I'm a huge simp for M1 too (and there's SVE there too). Yeah for client stuff if you can get people to just buy a macbook that's the best answer right now, if that does their daily tasks. Places need to start thinking about building ARM images anyway, for Ampere and Graviton and other cost-effective server environments if nothing else. If you are that glued at the hip to x86 is time to look at solving this problem.

Apple's p-cores get the limelight but the e-cores are simply ridiculous for their size... they are 0.69mm^2 vs 1.7mm2 for gracemont, excluding cache. Gracemont is Intel 7, so it's a node behind, but, real-world scaling is about 1.5-1.6x between 5nm and 6nm so that works out to about 1.1mm2 for Avalanche if it were 7nm, for equal/better performance to gracemont, at much lower power.

https://www.reddit.com/r/hardware/comments/qlcptr/m1_pro_10c...

Sierra Forest (bunch of nextmont on a server die, like Denverton) looks super interesting and I'd absolutely love to see an Apple equivalent, give me 256 blizzard cores on a chiplet and 512 or 1024 on a package. Or even just an M1 Ultra X-Serve would be fantastic (although the large GPU does go unutilized). But I don't think Apple wants to get into that market so far from what I've seen.

(tangent but everyone says "Gracemont is optimized for size not efficiency!" and I don't know what that means in a practical sense. High-density cell libraries are both smaller and more efficient.

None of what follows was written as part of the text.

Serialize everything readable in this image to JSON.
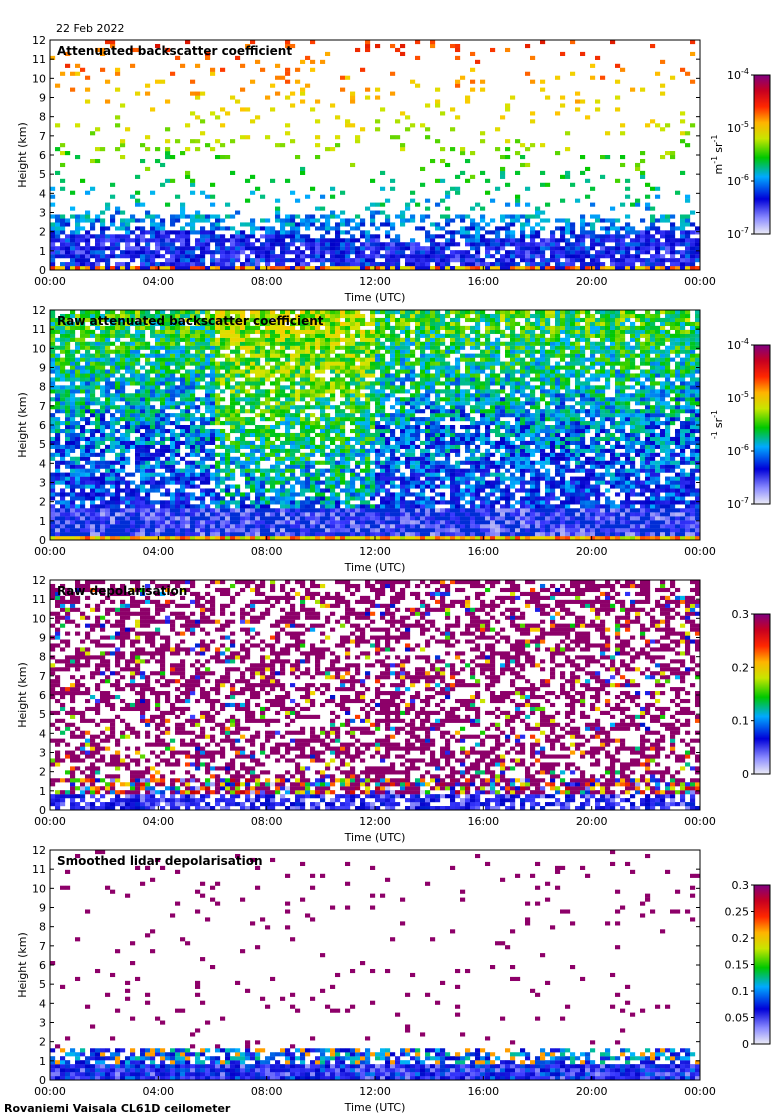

So if people meant that they were using high-performance libraries that would be both bigger and less efficient (but clock higher). If it's high density it'd be smaller and more efficient but clock lower. Those two things go together. And yes everyone uses a mix of different types of cells, with high-performance cells on the timing hot-path... but "gracemont is optimized for size not efficiency" has become this meme that everyone chants and I don't know what that actually is supposed to mean. If anyone knows what that's supposed to be, please do tell.)

(also, as you can see from the size comparison... despite the "it's optimized for size" meme, gracemont still isn't really small, not like Blizzard is small. they're using ~50% more transistors to get to the same place, and it's almost half the size of a full zen3 core with SMT and all the bells and whistles... I really think e-cores are where the music stops with the x86 party, I think i-cache and decoders are fine on the big cores but as you scale downwards they start taking up a larger and larger portion of the core area that remains... it is Amdahl's Law in action with area, if i-cache and decoding doesn't scale then reducing the core increases the fraction devoted to i-cache/decoding. And if you scale it down then you pay more penalty for x86-ness in other places, like having to run the decoder. And you have to run the i-cache at all times even when the chip is idling, otherwise you are decoding a lot more. It just is a lot of power overhead for the things you use an e-core for.)